In this thesis, we propose an approach of using magnetic labels to tag and detect cells that allows us to design a low cost point-of-care flow cytometer to diagnose neutropenia. The cytometer cartridge integrates a gravity driven microfluidic channel with a CMOS sensor chip that detects magnetically labeled cells as they flow over it.

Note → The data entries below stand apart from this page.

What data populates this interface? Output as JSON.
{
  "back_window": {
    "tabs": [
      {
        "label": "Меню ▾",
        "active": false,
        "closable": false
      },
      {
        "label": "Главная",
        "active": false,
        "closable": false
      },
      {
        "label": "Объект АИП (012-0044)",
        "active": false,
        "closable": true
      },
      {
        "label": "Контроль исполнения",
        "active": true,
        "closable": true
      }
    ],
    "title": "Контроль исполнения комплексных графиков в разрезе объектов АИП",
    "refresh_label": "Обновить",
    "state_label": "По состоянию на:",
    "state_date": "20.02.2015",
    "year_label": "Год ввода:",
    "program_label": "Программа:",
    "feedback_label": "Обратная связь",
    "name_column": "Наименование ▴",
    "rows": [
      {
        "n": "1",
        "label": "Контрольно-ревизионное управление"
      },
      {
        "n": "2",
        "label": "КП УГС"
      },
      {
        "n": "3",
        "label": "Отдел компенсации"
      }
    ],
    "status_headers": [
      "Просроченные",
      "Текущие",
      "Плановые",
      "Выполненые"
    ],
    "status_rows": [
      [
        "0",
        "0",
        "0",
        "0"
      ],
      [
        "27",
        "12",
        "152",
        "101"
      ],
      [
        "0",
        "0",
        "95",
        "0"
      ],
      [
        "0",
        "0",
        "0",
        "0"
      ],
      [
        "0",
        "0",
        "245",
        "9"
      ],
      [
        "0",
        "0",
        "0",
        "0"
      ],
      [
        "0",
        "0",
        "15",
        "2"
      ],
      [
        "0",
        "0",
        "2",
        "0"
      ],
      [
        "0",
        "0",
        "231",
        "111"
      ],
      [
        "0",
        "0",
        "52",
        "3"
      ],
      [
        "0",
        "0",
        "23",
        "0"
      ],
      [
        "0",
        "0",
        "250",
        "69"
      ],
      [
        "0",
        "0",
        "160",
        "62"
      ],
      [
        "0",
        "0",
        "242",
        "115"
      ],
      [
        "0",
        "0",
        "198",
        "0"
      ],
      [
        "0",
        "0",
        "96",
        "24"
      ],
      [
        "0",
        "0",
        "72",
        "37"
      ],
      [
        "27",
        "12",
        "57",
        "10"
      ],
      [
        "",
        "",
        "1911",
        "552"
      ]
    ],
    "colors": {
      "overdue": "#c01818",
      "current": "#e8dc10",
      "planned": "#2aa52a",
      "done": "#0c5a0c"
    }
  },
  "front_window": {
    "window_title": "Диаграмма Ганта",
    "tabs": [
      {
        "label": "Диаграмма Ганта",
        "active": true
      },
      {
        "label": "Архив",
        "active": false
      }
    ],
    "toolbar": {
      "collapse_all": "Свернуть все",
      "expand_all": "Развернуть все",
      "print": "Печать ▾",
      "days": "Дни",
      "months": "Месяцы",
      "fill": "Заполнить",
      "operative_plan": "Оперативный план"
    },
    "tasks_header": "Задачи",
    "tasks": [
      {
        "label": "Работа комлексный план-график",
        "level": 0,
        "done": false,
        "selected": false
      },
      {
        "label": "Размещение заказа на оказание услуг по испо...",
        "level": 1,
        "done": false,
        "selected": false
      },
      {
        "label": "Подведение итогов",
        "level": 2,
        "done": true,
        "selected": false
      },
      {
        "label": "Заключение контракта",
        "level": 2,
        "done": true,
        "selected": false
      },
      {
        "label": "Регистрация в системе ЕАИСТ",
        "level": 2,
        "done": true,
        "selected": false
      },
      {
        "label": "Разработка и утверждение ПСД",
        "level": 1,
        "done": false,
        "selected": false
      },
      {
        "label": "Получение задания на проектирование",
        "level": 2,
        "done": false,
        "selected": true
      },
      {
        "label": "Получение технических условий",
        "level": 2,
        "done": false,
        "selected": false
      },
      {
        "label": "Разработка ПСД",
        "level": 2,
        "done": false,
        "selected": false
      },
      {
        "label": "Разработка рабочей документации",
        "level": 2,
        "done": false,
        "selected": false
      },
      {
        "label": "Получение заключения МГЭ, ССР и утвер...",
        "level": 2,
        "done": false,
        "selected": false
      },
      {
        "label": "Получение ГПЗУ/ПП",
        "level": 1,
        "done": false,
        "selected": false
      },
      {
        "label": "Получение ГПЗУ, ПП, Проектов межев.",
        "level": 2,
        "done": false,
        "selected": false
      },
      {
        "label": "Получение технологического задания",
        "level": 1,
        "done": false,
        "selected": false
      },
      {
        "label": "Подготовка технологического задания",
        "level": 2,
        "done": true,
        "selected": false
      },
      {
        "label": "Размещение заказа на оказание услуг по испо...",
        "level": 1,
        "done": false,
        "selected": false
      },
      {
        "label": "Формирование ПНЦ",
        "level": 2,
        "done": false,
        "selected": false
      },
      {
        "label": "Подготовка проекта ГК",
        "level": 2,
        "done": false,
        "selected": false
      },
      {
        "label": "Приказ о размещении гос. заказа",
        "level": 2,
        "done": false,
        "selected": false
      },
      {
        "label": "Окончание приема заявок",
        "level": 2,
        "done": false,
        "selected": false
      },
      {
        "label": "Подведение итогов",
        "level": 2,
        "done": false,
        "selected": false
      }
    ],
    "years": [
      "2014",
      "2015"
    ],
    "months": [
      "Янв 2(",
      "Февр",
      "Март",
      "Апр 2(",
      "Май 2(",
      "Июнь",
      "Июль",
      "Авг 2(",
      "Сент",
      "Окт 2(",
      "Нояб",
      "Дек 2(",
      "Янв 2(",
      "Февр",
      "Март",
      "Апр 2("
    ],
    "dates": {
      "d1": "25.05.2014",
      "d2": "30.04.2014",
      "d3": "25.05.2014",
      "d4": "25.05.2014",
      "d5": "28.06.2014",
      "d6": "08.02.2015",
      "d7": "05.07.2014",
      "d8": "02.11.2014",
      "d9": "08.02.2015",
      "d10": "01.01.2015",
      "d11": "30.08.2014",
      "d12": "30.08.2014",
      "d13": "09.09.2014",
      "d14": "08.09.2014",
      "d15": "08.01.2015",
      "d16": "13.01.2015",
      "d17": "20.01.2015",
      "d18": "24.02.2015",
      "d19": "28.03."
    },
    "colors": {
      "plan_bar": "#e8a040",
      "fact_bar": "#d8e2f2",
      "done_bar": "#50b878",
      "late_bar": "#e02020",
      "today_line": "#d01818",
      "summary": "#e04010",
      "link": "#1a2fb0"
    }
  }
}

The sensor combines an on-chip excitation coil that magnetizes the labels and a pick-up coil that detects them. The high frequency RF signal from the sensor is down-converted and amplified by on-chip receiver circuitry, which has been optimized to maximize the signal to noise ratio. The functionality of the cytometer is demonstrated with SKBR3 cancer cells labeled with 1$\mu$m magnetic labels using streptavidin-biotin chemistry. The SKBR3 cells are used in lieu of neutrophils as they can be cultured in a laboratory setting and pose minimal bio-hazard. Furthermore, the high frequency operation of the sensor enables classification of two types of magnetic labels, which is necessary to obtain absolute cell-counts.